The developer is funding the infrastructure (capital) and the resident and businesses are funding the ongoing maintenance and service costs (operational). There really is no cost to the state. If the requirement is to build schools, doctors surgeries, parks, open spaces and so on, then make it part of the overall strategic planning consent, without which the development as a whole cannot go ahead
Cardiff council have finally given formal permission for development of the 2 phase approach.
The document was attached on 4th July 2014, so assume that was the date it was granted.
For those interested it can be accessed:
1) Go to planning register: http://planning.cardiff.gov.uk/online-applications/
2) Search for: 13/00310/DCI
3) Click "Document" tab, and view the decision notice.
Hopefully this means things can start to move on. Maybe all the action from the other end of the sports village will kick this one up a gear.
Can Cardiff sustain to huge luxury hotel towers though? They would be an impressive sight to behold.
It says in the report not long after phase 1. Hopefully, they won't waste much time because the other tower is surely imminent too.

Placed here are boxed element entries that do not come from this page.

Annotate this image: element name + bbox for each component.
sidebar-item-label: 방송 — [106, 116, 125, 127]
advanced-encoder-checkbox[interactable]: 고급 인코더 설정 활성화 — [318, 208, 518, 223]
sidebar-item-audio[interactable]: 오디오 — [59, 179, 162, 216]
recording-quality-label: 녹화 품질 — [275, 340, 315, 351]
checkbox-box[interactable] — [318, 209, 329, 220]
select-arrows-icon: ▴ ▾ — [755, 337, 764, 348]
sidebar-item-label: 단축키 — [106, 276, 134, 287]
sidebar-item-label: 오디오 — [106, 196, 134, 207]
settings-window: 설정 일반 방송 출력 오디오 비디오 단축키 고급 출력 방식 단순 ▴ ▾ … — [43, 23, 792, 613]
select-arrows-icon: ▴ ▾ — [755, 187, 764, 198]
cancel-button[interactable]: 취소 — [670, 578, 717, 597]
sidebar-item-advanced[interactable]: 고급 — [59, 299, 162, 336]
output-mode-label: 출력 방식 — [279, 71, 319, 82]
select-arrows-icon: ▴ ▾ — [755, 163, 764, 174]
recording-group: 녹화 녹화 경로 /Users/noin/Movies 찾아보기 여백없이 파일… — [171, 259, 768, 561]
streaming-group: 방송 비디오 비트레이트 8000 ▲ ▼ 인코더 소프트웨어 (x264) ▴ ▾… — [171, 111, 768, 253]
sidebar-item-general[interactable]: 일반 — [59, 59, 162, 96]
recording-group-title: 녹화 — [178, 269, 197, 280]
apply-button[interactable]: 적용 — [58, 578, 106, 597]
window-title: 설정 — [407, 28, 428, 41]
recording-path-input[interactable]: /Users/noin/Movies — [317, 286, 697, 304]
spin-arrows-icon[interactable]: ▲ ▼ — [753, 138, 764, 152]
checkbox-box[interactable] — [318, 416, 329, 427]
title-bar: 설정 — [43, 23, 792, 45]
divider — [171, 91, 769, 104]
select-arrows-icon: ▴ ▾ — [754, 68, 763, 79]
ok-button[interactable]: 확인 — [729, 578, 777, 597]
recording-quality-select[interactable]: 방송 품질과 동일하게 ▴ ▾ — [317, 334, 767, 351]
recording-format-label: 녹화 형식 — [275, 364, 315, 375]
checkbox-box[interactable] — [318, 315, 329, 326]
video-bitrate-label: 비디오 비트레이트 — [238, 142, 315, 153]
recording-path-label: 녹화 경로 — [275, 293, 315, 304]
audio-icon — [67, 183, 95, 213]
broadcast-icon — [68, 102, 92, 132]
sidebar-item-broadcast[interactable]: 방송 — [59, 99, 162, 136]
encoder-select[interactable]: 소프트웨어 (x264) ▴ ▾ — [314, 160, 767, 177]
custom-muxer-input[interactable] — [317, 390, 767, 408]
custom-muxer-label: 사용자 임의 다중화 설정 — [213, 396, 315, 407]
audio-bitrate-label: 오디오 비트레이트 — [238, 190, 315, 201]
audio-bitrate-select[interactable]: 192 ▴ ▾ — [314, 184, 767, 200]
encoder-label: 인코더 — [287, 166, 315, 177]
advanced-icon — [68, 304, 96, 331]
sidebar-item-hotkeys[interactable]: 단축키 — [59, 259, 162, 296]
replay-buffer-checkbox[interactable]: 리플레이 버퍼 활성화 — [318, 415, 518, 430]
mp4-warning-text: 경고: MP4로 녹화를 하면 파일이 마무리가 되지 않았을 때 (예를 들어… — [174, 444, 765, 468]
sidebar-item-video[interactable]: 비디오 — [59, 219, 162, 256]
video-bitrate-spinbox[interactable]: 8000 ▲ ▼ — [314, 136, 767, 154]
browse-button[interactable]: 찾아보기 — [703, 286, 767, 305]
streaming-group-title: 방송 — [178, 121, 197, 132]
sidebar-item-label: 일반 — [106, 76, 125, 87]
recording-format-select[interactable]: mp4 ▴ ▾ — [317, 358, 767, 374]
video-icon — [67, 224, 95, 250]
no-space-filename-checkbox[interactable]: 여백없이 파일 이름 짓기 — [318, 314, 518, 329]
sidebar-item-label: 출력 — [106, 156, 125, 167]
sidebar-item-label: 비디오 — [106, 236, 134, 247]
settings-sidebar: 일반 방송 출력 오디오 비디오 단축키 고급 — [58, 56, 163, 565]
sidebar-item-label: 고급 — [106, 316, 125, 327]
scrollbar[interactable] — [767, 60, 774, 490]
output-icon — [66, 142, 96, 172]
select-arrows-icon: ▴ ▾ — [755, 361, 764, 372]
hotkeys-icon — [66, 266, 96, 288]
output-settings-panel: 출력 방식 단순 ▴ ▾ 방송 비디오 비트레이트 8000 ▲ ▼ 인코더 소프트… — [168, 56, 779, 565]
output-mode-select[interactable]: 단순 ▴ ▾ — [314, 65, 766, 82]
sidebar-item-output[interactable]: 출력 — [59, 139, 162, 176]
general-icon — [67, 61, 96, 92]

While there is clear movement on both sides of the ISV, I dont think either of the towers are imminent. My guess is they will be just about the last thing to be built on both sites. If either of them get built, with scaled down versions also a possibility.
As far as Bayscape is concerned I'd now just be happy to see construction begin on the apartments. I'm sure Christopher and his team genuinely intend to build the hotel tower at some point but that time has to be right for them and I guess their investors will want to see some money come in from the apartment sales first.
The one thing I'm curious about is the hotel operator. Are they still interested in the city ? If so are they prepared to hang around for this development or are they lookin at alternatives ?
Just to let you all know that there is nothing to report.